My first big moment came when I played the Tamil Nadu state ranking event and finished runner-up in sub-juniors. Losing that final actually made me want to do better. It made me think, maybe I can really play this sport seriously.

Around the same time, a few girls who trained with me in the summer camp went to play in a World Junior Championship in Russia. It was another turning point. I wanted that too and play for India.

Anupama Ramchandran with her parents (Photo credit: Special Arrangement)

Finding my game, finding my people

My parents supported everything. One year after I started taking the sport seriously, they bought me a snooker table at home. That changed my entire trajectory. Without that table, I wouldn’t be here. It gave me hours and hours of solo practice, which is the most important part of snooker.

During the lockdown, I trained every single day. My then-coach, Saleem sir, would call me on video every day to guide me.
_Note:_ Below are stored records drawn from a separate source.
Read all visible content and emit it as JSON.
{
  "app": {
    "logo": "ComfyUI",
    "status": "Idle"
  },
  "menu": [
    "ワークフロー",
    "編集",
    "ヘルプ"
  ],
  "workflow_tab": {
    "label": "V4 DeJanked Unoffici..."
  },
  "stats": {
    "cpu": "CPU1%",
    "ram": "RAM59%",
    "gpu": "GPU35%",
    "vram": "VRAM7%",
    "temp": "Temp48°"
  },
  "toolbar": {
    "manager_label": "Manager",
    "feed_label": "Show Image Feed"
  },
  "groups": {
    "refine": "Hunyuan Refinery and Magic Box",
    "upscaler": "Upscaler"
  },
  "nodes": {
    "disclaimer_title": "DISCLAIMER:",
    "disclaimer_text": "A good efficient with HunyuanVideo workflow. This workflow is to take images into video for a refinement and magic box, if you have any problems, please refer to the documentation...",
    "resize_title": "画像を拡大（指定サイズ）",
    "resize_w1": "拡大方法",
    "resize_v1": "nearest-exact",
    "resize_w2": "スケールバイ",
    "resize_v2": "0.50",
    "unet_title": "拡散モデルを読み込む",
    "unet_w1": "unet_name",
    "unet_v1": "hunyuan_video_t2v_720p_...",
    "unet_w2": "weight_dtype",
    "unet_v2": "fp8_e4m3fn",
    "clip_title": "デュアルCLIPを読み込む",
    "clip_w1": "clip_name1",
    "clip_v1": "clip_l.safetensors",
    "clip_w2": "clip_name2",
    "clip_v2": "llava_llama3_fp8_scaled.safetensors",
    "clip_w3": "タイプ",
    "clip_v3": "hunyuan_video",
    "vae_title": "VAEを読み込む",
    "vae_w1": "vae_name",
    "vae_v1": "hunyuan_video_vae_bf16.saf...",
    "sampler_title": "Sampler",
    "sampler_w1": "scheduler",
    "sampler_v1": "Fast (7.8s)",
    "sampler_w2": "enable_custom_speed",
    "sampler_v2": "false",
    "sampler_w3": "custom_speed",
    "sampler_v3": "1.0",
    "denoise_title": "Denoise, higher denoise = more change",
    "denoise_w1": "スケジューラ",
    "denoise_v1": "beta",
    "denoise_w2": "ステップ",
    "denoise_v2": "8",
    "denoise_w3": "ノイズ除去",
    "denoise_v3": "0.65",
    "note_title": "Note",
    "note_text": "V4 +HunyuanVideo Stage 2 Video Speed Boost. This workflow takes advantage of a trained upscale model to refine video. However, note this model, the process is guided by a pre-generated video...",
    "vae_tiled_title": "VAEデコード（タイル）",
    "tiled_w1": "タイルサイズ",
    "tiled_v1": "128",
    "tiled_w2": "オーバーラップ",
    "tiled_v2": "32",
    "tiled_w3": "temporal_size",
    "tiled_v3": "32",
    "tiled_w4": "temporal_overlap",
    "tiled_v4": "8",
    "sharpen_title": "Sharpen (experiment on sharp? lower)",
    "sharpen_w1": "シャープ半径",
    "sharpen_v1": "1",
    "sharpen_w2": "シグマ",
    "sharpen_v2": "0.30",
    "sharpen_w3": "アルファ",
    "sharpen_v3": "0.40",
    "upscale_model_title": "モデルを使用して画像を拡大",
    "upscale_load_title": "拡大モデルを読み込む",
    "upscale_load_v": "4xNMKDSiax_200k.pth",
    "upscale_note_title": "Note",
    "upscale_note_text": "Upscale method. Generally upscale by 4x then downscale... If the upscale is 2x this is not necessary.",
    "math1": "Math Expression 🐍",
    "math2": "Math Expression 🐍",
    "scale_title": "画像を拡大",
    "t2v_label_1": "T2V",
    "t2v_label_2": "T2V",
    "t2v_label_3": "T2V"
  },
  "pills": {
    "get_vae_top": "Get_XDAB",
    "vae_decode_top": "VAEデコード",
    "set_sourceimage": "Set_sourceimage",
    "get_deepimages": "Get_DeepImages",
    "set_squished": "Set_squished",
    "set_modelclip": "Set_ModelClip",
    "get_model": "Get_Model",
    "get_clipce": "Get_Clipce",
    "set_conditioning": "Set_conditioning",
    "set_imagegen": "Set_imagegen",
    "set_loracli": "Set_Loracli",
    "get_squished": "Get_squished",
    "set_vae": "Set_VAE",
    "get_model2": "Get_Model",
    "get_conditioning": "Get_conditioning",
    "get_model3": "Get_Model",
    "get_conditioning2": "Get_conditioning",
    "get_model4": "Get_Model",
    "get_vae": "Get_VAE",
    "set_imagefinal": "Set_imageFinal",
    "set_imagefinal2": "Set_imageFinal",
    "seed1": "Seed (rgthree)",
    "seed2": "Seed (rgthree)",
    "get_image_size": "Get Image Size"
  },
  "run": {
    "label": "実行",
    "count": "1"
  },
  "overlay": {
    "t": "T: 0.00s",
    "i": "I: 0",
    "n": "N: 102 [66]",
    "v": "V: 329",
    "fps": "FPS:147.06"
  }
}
We used that year to rebuild my game.

From 2023, I also started training with Nigel Bond, first in England and then in Saudi Arabia. Working with him changed the way I think about the game. Yes, he helped with technique, but more than that, he helped with strategy and how to handle pressure. Those sessions gave me confidence.

The last couple of months before the World Championship were tough. I was travelling a lot, switching between snooker and Heyball, playing back-to-back tournaments. It’s exciting but also exhausting. And sometimes exhaustion shows up quietly, in your timing, confidence, and mind.
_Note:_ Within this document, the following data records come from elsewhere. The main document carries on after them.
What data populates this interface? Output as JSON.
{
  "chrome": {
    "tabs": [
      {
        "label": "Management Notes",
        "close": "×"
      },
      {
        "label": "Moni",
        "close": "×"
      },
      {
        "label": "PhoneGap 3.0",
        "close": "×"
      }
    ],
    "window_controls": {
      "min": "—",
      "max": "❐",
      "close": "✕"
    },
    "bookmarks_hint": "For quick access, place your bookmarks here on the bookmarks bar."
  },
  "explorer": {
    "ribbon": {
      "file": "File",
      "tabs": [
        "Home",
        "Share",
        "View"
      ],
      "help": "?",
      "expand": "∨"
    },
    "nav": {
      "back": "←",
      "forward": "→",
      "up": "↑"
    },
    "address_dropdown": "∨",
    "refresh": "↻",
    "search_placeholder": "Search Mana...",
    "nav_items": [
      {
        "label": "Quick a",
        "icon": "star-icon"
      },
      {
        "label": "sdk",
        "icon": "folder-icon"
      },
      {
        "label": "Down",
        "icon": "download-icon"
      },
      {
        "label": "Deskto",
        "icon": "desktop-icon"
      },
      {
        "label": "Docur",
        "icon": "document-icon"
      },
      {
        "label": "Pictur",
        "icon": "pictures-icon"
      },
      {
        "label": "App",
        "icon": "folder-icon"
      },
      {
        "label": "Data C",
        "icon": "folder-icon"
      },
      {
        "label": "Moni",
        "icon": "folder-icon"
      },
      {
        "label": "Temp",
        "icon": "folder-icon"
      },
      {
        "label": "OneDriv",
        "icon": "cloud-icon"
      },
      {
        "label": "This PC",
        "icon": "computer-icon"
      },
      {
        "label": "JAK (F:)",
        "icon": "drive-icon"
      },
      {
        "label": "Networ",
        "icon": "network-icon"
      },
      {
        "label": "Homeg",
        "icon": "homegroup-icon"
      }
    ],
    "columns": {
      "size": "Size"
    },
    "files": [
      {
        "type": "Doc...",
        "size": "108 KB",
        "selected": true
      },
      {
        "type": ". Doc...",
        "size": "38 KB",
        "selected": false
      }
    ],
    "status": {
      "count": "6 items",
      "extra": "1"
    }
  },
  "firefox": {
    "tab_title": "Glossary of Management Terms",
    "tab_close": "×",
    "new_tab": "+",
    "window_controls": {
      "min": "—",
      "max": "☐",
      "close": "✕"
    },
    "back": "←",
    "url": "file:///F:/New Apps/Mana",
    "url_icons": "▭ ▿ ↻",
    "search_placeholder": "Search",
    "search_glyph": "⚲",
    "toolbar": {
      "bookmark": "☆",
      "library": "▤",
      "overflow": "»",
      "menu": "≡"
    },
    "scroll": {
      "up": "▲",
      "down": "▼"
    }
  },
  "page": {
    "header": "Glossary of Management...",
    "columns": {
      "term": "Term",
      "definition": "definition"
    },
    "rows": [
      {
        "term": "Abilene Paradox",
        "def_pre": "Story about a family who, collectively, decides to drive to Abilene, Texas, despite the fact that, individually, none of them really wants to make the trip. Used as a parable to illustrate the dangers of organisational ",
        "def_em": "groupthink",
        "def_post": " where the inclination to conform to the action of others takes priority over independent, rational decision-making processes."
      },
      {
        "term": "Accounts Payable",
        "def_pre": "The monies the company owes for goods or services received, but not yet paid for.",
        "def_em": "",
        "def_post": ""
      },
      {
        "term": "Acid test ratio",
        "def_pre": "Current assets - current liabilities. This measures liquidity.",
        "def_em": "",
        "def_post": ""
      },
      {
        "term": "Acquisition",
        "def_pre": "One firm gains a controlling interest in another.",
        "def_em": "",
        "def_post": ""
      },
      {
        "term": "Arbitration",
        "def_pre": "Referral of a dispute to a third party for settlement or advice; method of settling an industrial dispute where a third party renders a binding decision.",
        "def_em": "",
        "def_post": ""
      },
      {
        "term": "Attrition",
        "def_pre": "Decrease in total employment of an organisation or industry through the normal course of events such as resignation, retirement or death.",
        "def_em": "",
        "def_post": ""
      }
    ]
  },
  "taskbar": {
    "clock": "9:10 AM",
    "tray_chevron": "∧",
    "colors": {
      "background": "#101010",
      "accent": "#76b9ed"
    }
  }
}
Snooker is a mental sport. You sit and watch your opponent score for long stretches. Your mind can go anywhere if you don’t learn how to control it. My uncle Narayanan helped me train the mental side to stay calm and present.

There are stereotypes in our sport. People think snooker is only for rich people. Or that it’s gambling. Or something people do for fun in a club. That’s not what it is. Snooker is a competitive sport. It requires precision, discipline, and patience.

After my win, more people noticed the sport than I expected. It made me happy. But I also know women’s cue sports in India still have a long way to go.

My family has been my biggest support. I don’t have siblings, but I grew up in a joint family. My dad stepped back from work so he could travel with me. That made a huge difference.

My mom is a chartered accountant and has supported me through everything. My entire family supported getting the table at home. All of them played a part in helping me reach here.

What did the world title give me? A lot. What did it cost me? I honestly don’t know yet. Maybe I will understand that in a year or so.

I haven’t thought much about legacy. I’m still young. But the only thing I hope for is that more girls take up this sport and believe they belong here.

Today, there are so many women players around the world that young girls can look up to. That alone should make them feel like this sport is for them, too.